Say what dude?
fine then, research California debt collections and how the FDCPA applies there.
FDCPA is a
federal law. It applies to all 50 states.
While you may want to claim that the FDCPA demands that suing, or even threatening to sue once a debt is OOS, the problem with that is, each states laws are what the FDCPA is applied to.
The only applicable state law is the SOL. Once the SOL has expired, the suit is now time barred. To argue otherwise would be saying that the SOL is virtually worthless.
The fdcpa does not apply a standard for what is fair and what isn't in the section at hand
It doesn't need to. Every single state has a statute of limitations, and once that SOL is expired the suit is time barred. Threatening, or filing a lawsuit on an OOS debt is a violation of the FDCPA as the caselaw I provided proves.
so it must use some guideline to determine such and that guide would be the applicable states laws.
That's right. Those state laws are the SOL that EVERY state has. Why are you failing to understand that?
The FDCPA does not say suing a person with a debt OOS is unfair, it simple states the collector cannot use unfair means to collect.
First off, it's not just unfair...it's also a misrepresentation of the legal status of a debt and taking or threatening to take action which cannot legally be taken, and that's just the short list.

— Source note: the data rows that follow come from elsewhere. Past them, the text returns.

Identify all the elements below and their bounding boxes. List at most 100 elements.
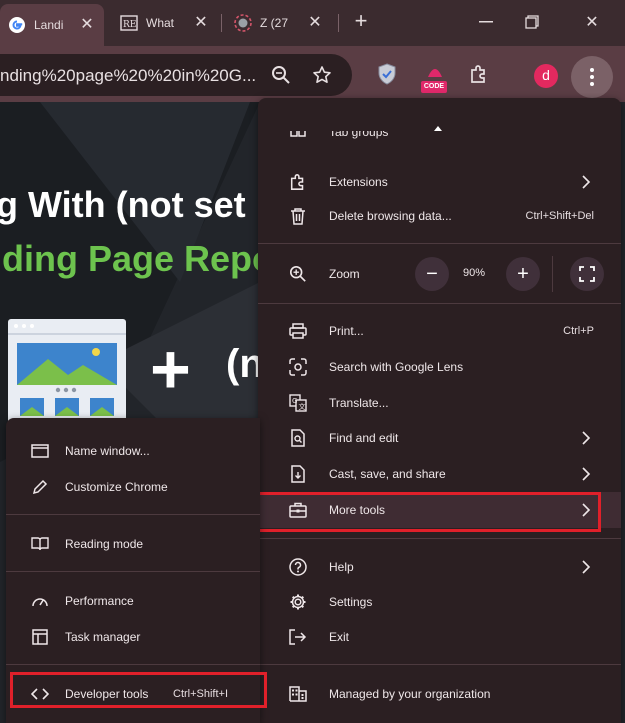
zoom-out-button[interactable]: − xyxy=(415,257,449,291)
zoom-label: Zoom xyxy=(329,267,360,281)
menu-item-label: Print... xyxy=(329,324,364,338)
chevron-right-icon xyxy=(582,560,591,574)
profile-avatar[interactable]: d xyxy=(534,64,558,88)
trash-icon xyxy=(288,206,308,226)
chevron-right-icon xyxy=(582,431,591,445)
tab-title: Landi xyxy=(34,18,64,32)
google-favicon-icon xyxy=(8,16,26,34)
menu-item-help[interactable]: Help xyxy=(258,549,621,585)
menu-item-cast-save-share[interactable]: Cast, save, and share xyxy=(258,456,621,492)
chevron-right-icon xyxy=(582,467,591,481)
menu-item-print[interactable]: Print... Ctrl+P xyxy=(258,313,621,349)
speedometer-icon xyxy=(30,591,50,611)
task-manager-icon xyxy=(30,627,50,647)
zoom-icon[interactable] xyxy=(266,60,296,90)
more-tools-highlight xyxy=(257,492,601,532)
submenu-item-label: Customize Chrome xyxy=(65,480,168,494)
submenu-item-reading-mode[interactable]: Reading mode xyxy=(6,526,260,562)
menu-item-find-and-edit[interactable]: Find and edit xyxy=(258,420,621,456)
toolbar: nding%20page%20%20in%20G... xyxy=(0,46,625,102)
menu-item-label: Translate... xyxy=(329,396,389,410)
close-window-icon[interactable]: ✕ xyxy=(580,10,604,34)
zoom-divider xyxy=(552,256,553,292)
site-favicon-icon: RE xyxy=(120,14,138,32)
tab-landing[interactable]: Landi ✕ xyxy=(0,4,104,46)
extensions-puzzle-icon xyxy=(288,172,308,192)
developer-tools-highlight xyxy=(10,672,267,708)
submenu-divider xyxy=(6,514,260,515)
chrome-main-menu: Tab groups Extensions Delete browsing da… xyxy=(258,98,621,723)
help-question-icon xyxy=(288,557,308,577)
menu-item-google-lens[interactable]: Search with Google Lens xyxy=(258,349,621,385)
chrome-menu-button[interactable] xyxy=(571,56,613,98)
menu-item-tab-groups[interactable]: Tab groups xyxy=(258,131,621,149)
menu-item-label: Search with Google Lens xyxy=(329,360,464,374)
shortcut-text: Ctrl+Shift+Del xyxy=(525,210,594,222)
new-tab-button[interactable]: + xyxy=(351,10,371,32)
bookmark-star-icon[interactable] xyxy=(307,60,337,90)
zoom-magnifier-icon xyxy=(288,264,308,284)
submenu-item-name-window[interactable]: Name window... xyxy=(6,433,260,469)
menu-item-delete-browsing-data[interactable]: Delete browsing data... Ctrl+Shift+Del xyxy=(258,198,621,234)
submenu-divider xyxy=(6,664,260,665)
zoom-level: 90% xyxy=(463,267,486,279)
globe-favicon-icon xyxy=(234,14,252,32)
exit-icon xyxy=(288,627,308,647)
close-tab-icon[interactable]: ✕ xyxy=(192,14,210,32)
menu-divider xyxy=(258,538,621,539)
fullscreen-button[interactable] xyxy=(570,257,604,291)
menu-item-label: Find and edit xyxy=(329,431,399,445)
menu-item-translate[interactable]: G文 Translate... xyxy=(258,385,621,421)
book-icon xyxy=(30,534,50,554)
fullscreen-icon xyxy=(579,266,595,282)
menu-item-label: Help xyxy=(329,560,354,574)
menu-item-exit[interactable]: Exit xyxy=(258,619,621,655)
translate-icon: G文 xyxy=(288,393,308,413)
building-icon xyxy=(288,684,308,704)
menu-item-managed-by-org[interactable]: Managed by your organization xyxy=(258,676,621,712)
submenu-item-customize-chrome[interactable]: Customize Chrome xyxy=(6,469,260,505)
submenu-item-label: Performance xyxy=(65,594,134,608)
tab-z[interactable]: Z (27 ✕ xyxy=(226,6,332,40)
tab-title: Z (27 xyxy=(260,16,289,30)
tab-strip: Landi ✕ RE What ✕ Z (27 ✕ + ✕ xyxy=(0,0,625,46)
zoom-in-button[interactable]: + xyxy=(506,257,540,291)
find-in-page-icon xyxy=(288,428,308,448)
shield-extension-icon[interactable] xyxy=(372,59,402,89)
tab-divider xyxy=(221,14,222,32)
pencil-icon xyxy=(30,477,50,497)
tab-groups-icon xyxy=(288,131,308,139)
submenu-item-label: Task manager xyxy=(65,630,141,644)
submenu-item-task-manager[interactable]: Task manager xyxy=(6,619,260,655)
restore-icon[interactable] xyxy=(520,10,544,34)
shortcut-text: Ctrl+P xyxy=(563,325,594,337)
menu-divider xyxy=(258,303,621,304)
address-bar[interactable]: nding%20page%20%20in%20G... xyxy=(0,54,352,96)
kebab-menu-icon xyxy=(590,68,594,86)
tab-title: What xyxy=(146,16,175,30)
minimize-icon[interactable] xyxy=(474,10,498,34)
svg-text:G: G xyxy=(292,397,297,405)
submenu-item-performance[interactable]: Performance xyxy=(6,583,260,619)
page-heading-line1: g With (not set xyxy=(0,184,246,225)
close-tab-icon[interactable]: ✕ xyxy=(78,16,96,34)
menu-item-label: Settings xyxy=(329,595,373,609)
google-lens-icon xyxy=(288,357,308,377)
printer-icon xyxy=(288,321,308,341)
submenu-divider xyxy=(6,571,260,572)
save-page-icon xyxy=(288,464,308,484)
gear-icon xyxy=(288,592,308,612)
menu-item-label: Managed by your organization xyxy=(329,687,491,701)
tab-what[interactable]: RE What ✕ xyxy=(112,6,218,40)
menu-item-extensions[interactable]: Extensions xyxy=(258,164,621,200)
plus-graphic: + xyxy=(150,330,191,408)
menu-item-settings[interactable]: Settings xyxy=(258,584,621,620)
tab-divider xyxy=(338,14,339,32)
menu-item-label: Tab groups xyxy=(329,131,389,139)
extensions-puzzle-icon[interactable] xyxy=(464,59,494,89)
menu-item-label: Delete browsing data... xyxy=(329,209,452,223)
url-text[interactable]: nding%20page%20%20in%20G... xyxy=(0,66,262,86)
svg-text:文: 文 xyxy=(299,402,306,411)
window-icon xyxy=(30,441,50,461)
close-tab-icon[interactable]: ✕ xyxy=(306,14,324,32)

Since you have presented one case which of course, is only in one district, that supports your position, to make your position valid, I suggest you need all fed districts to support the same position. I'll settle for the greater percentage of the districts supporting your position. You have one. That means you only have 5 more to go.
Actually, I provided
three separate cases to support my position, and that was just from a very quick Google search. I've provided more than enough proof of my claims, so if you still feel they are wrong, YOU (and Ziggy, if he has the fortitude to come back) can offer some proof to the contrary. So far, all you and Ziggy boy have offered are horribly incorrect conclusions about basic legal principles while attempting to drag the conversation in an irrelevant direction.
Now, I wanted to save this last part for the end to show how truly out touch you are with the law. Here we go.
You said...
In California, unless recently changed, it is not illegal to sue an OOS debt so it is not a violation of the FDCPA because it is not unfair per the California laws....and you couldn't be more wrong.
California has adopted an even more protective version of the FDCPA, called called the Rosenthal Fair Debt Collection Practices Act, which was adopted in 1977. In this legal guide from the CALIFORNIA DEPARTMENT OF CONSUMER AFFAIRS, Kimber v. Federal Financial Corp. is referenced. I'll quote directly from the document linked below.
2. It is also a violation to misrepresent a debt’s character, amount or legal status. For example, it is a violation to attempt to collect a claim that is too old to be enforceable.(70)
We look up "70" as the reference note and find this...
70. In Kimber v. Federal Financial Corp. (M.D. Ala. 1987) 668 F.Supp. 1480, the court held that it is unfair under the federal
statute to file a time-barred collection suit against a consumer, and that it is deceptive to even threaten to file such a suit.
Oh but there is more.
9. Other unconscionable or unfair means. It is unlawful for a collector to use any unfair or unconscionable means to collect or attempt to collect a debt. Companies that compose and sell debt collection forms and letters (other than attorneys) are also subject to the prohibition against
unfair practices. This means that any conduct by an original creditor, debt collection agency or forms supplier that is unconscionable or unfair violates the federal statute, even if the particular conduct is not expressly prohibited by the statute.89 (On what constitutes “unfair” conduct under
California’s unfair competition law, see California’s Unfair Competition Law, Legal Guide U-8.
Now, we look up "89" as the reference provided and we find this gem.
The court found that the suit itself misrepresented the legal status of the claim by implying that the claim was lawful and that the collector would prevail. The court found that strong legal and ethical policies existed against filing suits after the statute of limitations had expired, and that the collector had no reason to believe that the statute of
limitations had been tolled. These policies, the court said, were strengthened by the federal statute’s purpose to protect even unsophisticated debtors who might pay a time-barred claim rather than assert a defense.
So there we have a document from the California Department of Consumer Affairs which specifically states that filing or threatening to file a lawsuit on an OOS is a violation of both state and federal law. These findings are supported by the Kimber case which also affirms that those actions are a violation of federal law. All this confirms the statements I have made throughout this thread and that is on top of the other two cases that I referenced.
I sincerely hope this is all the proof you could possibly need. If this doesn't make it as plain as day for you, I think you are beyond help and should probably just quit posting about legal topics altogether.
Now that we have that part out of the way, why don't you guys quit dragging the thread off topic and give the OP some help.
Or just get the hell out of the way. It don't matter much to me.